Resistive properties and phase diagram of the organic antiferromagnetic metalκ−(BETS)2FeCl4

The low-temperature electronic state of the layered organic charge-transfer salt $\kappa$-(BETS)$_2$FeCl$_4$ was probed by interlayer electrical resistance measurements under magnetic field. Both above and below $T_{\mathrm{N}}=0.47\,$K, the temperature of antiferromagnetic ordering of $3d$-electron spins of Fe$^{3+}$ localized in the insulating anion layers, a non-saturating linear $R(T)$ dependence has been observed. A weak superconducting signal has been detected in the antiferromagnetic state, at temperatures $\leq 0.2\,$K. Despite the very high crystal quality, only a tiny fraction of the sample appears to be superconducting. Besides a small kink feature in the resistivity, the impact of the antiferromagnetic ordering of localized Fe$^{3+}$ spins on the conduction $\pi$-electron system is clearly manifested in the Fermi surface reconstruction, as evidenced by Shubnikov-de Haas oscillations.
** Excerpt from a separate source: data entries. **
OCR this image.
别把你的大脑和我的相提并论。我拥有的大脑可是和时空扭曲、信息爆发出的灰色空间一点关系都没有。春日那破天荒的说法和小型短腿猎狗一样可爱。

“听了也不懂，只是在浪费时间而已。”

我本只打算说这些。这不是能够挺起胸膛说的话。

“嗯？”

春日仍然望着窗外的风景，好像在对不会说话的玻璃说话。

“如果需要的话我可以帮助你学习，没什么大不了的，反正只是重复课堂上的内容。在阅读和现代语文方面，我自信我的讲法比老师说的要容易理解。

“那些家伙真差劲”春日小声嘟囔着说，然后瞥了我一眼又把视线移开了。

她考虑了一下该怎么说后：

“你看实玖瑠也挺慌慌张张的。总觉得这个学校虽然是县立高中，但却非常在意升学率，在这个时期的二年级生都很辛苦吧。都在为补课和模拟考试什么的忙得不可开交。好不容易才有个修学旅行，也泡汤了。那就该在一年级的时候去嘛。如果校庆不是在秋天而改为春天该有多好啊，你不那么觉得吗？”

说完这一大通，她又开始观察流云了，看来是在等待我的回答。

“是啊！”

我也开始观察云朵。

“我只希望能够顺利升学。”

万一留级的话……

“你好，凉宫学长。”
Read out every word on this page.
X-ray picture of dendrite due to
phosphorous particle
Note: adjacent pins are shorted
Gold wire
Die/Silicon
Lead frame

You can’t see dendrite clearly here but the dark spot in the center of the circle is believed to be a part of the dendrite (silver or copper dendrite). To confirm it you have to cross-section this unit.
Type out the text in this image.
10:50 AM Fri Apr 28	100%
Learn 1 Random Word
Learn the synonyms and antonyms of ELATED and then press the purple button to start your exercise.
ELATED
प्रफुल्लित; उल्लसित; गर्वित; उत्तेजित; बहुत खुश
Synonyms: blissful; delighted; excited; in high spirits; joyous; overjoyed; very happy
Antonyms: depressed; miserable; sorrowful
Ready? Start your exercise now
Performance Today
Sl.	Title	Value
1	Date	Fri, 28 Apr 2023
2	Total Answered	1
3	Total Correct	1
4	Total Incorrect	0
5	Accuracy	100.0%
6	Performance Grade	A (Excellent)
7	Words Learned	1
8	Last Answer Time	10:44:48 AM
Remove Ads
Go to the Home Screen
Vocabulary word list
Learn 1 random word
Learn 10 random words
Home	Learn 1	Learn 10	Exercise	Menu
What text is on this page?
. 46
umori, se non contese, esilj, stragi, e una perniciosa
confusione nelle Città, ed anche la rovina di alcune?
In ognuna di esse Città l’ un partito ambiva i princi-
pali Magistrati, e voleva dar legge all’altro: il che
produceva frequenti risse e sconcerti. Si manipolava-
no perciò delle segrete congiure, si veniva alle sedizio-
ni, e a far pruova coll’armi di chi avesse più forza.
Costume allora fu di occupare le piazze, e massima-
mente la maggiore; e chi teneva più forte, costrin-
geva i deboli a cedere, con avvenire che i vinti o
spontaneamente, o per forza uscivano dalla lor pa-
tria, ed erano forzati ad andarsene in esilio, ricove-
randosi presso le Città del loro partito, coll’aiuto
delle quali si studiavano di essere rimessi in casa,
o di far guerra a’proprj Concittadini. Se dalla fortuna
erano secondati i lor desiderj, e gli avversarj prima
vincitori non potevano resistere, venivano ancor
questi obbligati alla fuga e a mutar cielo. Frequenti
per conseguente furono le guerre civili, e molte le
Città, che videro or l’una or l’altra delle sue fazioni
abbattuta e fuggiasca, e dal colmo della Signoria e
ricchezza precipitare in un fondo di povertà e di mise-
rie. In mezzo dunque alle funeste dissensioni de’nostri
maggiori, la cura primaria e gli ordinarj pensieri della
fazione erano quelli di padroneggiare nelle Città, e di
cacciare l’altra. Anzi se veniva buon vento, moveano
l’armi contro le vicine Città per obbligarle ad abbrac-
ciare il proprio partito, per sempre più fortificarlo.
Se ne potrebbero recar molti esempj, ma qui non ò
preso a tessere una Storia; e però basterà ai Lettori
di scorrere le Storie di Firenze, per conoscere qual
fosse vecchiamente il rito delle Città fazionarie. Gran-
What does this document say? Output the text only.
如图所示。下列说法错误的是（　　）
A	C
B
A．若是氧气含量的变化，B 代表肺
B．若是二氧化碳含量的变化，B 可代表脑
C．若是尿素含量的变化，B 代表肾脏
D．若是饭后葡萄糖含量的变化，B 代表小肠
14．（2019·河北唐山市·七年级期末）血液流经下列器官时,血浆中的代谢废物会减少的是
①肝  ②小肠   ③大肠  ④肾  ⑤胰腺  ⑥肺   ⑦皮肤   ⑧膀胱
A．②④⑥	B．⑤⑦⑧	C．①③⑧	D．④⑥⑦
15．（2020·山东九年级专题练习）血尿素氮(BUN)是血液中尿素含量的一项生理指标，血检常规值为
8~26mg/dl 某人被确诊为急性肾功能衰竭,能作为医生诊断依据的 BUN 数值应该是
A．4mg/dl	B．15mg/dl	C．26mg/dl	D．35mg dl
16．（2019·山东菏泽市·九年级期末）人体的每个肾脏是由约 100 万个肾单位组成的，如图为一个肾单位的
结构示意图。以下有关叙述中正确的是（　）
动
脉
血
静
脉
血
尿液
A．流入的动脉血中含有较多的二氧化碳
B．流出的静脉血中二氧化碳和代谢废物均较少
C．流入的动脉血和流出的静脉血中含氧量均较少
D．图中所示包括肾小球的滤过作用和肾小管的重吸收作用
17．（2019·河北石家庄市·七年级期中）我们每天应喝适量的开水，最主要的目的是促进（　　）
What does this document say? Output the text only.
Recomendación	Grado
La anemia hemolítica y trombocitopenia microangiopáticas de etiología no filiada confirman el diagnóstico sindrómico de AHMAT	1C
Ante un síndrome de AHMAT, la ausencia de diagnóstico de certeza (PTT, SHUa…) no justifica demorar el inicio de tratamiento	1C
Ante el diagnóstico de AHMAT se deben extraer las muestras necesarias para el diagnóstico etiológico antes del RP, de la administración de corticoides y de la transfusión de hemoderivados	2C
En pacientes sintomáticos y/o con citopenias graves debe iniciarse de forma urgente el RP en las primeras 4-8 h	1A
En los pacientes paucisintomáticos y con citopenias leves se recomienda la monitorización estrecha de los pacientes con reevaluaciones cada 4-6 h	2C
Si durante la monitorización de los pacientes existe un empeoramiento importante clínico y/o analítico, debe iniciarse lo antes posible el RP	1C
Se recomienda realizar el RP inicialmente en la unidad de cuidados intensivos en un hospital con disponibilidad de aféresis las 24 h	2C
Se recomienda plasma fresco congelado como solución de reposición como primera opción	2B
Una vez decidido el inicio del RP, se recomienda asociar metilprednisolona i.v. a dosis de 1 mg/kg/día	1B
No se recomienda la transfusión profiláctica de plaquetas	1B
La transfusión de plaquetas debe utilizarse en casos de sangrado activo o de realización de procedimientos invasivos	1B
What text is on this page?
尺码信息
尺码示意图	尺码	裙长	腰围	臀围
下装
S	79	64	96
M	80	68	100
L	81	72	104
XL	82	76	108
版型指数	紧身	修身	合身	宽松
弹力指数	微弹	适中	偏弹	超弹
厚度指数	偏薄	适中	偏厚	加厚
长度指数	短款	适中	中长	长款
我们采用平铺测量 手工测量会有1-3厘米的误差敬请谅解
The "magnetic field -- temperature" phase diagrams for the field directions parallel to each of the three principal crystal axes have been determined. For magnetic field along the easy axis a spin-flop transition has been found. Similarities and differences between the present material and the sister compound $\kappa$-(BETS)$_2$FeBr$_4$ are discussed.